Something I’ve seen a lot of recently is people comparing detransition, surgery regret, and transition-related medical complications to regretting tattoos and piercings. “Sometimes people regret a tattoo/piercing, but you don’t see them opening their mouths about it online or criticizing the practice as a whole,” etc and so on.
As someone who is both a detransitioner with medical complications & regrets, and someone with retired piercings and regrettable tattoos, I think it’s a really poor comparison. Piercings and tattoos have had nowhere near the same risks or impact on my life, body, and health as medical transition.
I’ve had 12 piercings done over my life thus far; I kept most of them for many years, but have all been retired by now.
I had lip piercings that I got rid of because they wore little chips into my front teeth, and I couldn’t risk further dental damage.
I had nose piercings that I got rid of because I disliked the occasional smell (and how they got in the way of picking my nose, hahaha).
I had genital piercings that I got rid of because they pinched me in weird ways when I sat down; I was especially disappointed with those!
I had ear and cartilage piercings that I got rid of when I got assaulted on the street and learned that getting punched with jewelry there hurts especially bad (as if getting boxed in the ear isn’t painful enough on its own). Was also tired of the ear discomfort while sleeping on my side; never found jewelry that totally worked for me.
In all cases, my retired piercings have left me with little to no long-term impact. Most of them, you can’t even see anymore; the main exception is the lip piercings – there are little dots left behind under my lip, scars where the holes used to be. They’re so subtle that nobody even notices them.

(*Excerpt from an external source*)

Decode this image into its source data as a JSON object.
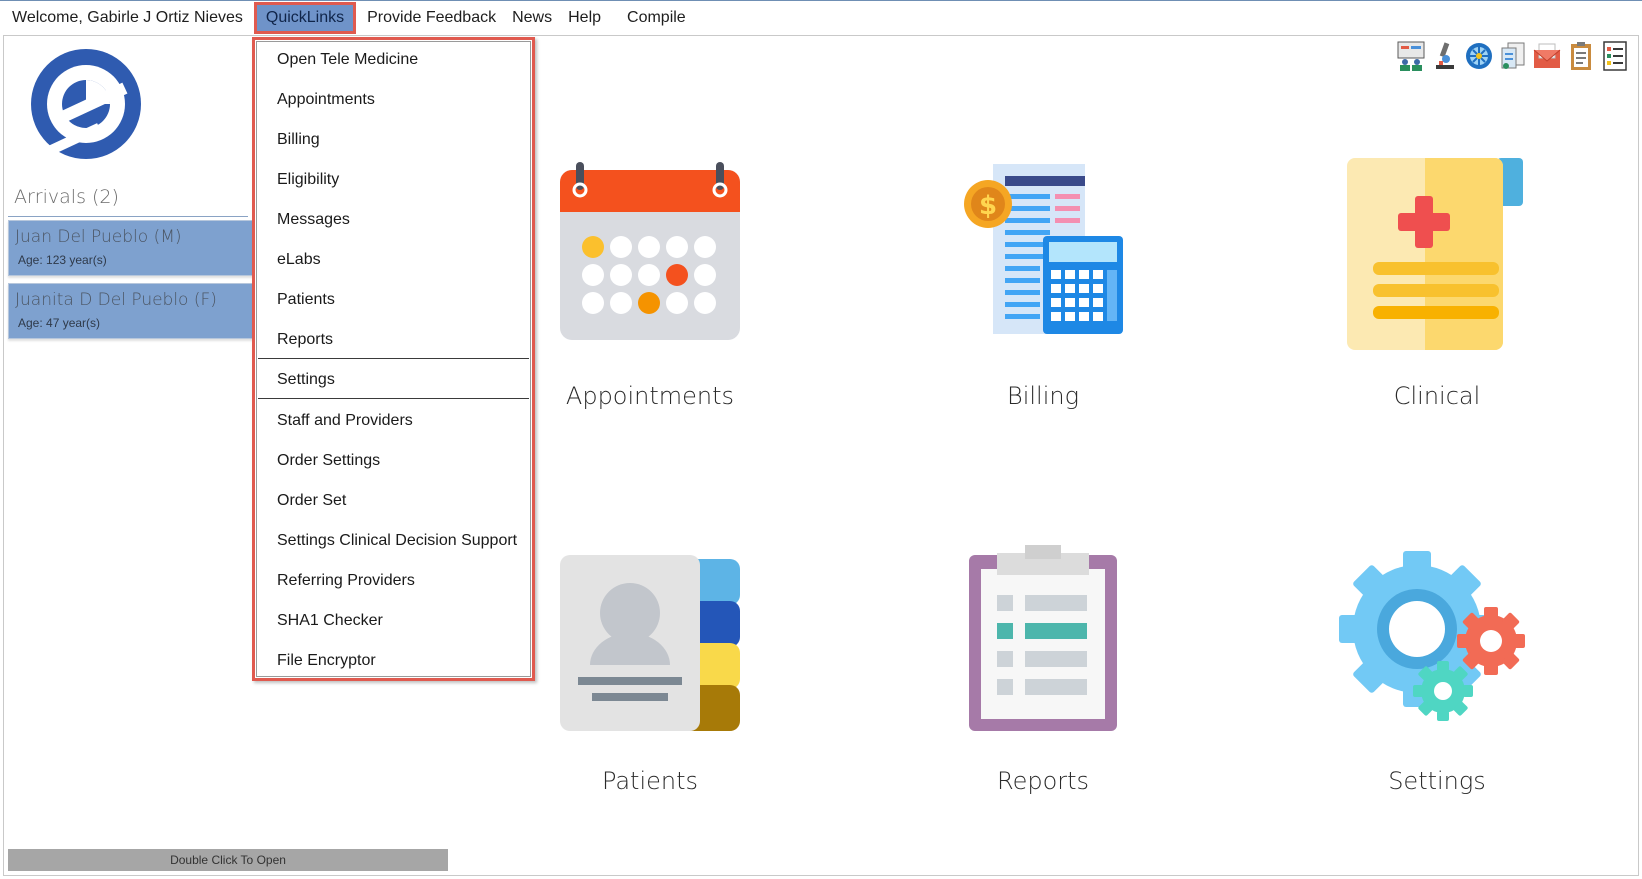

There is no pain, no health impact, and no change in how people treat me. It was no big deal; I could take the jewelry out and walk away.
I have a few tattoos, and I’m not super fond of the first one I got when I was 18. It’s not the worst tattoo ever, but it’s a little dorky, in a noticeable place, and nobody knows what it means, so it invites questions from (well-meaning and curious) strangers. I hate receiving attention from and explaining myself to strangers.
Sometimes I feel annoyance at my past self for having gotten it, and consider trying to cover it up with something else, but I generally fall back to the same solution I use for other body issues – live and let live, don’t keep building on the expensive “keep changing things and one day I’ll finally be happy” snowball.
But, even if the tattoo is cringey and annoying sometimes, it doesn’t radically change how people treat me, doesn’t cause me any pain, and has had no major impact on my health.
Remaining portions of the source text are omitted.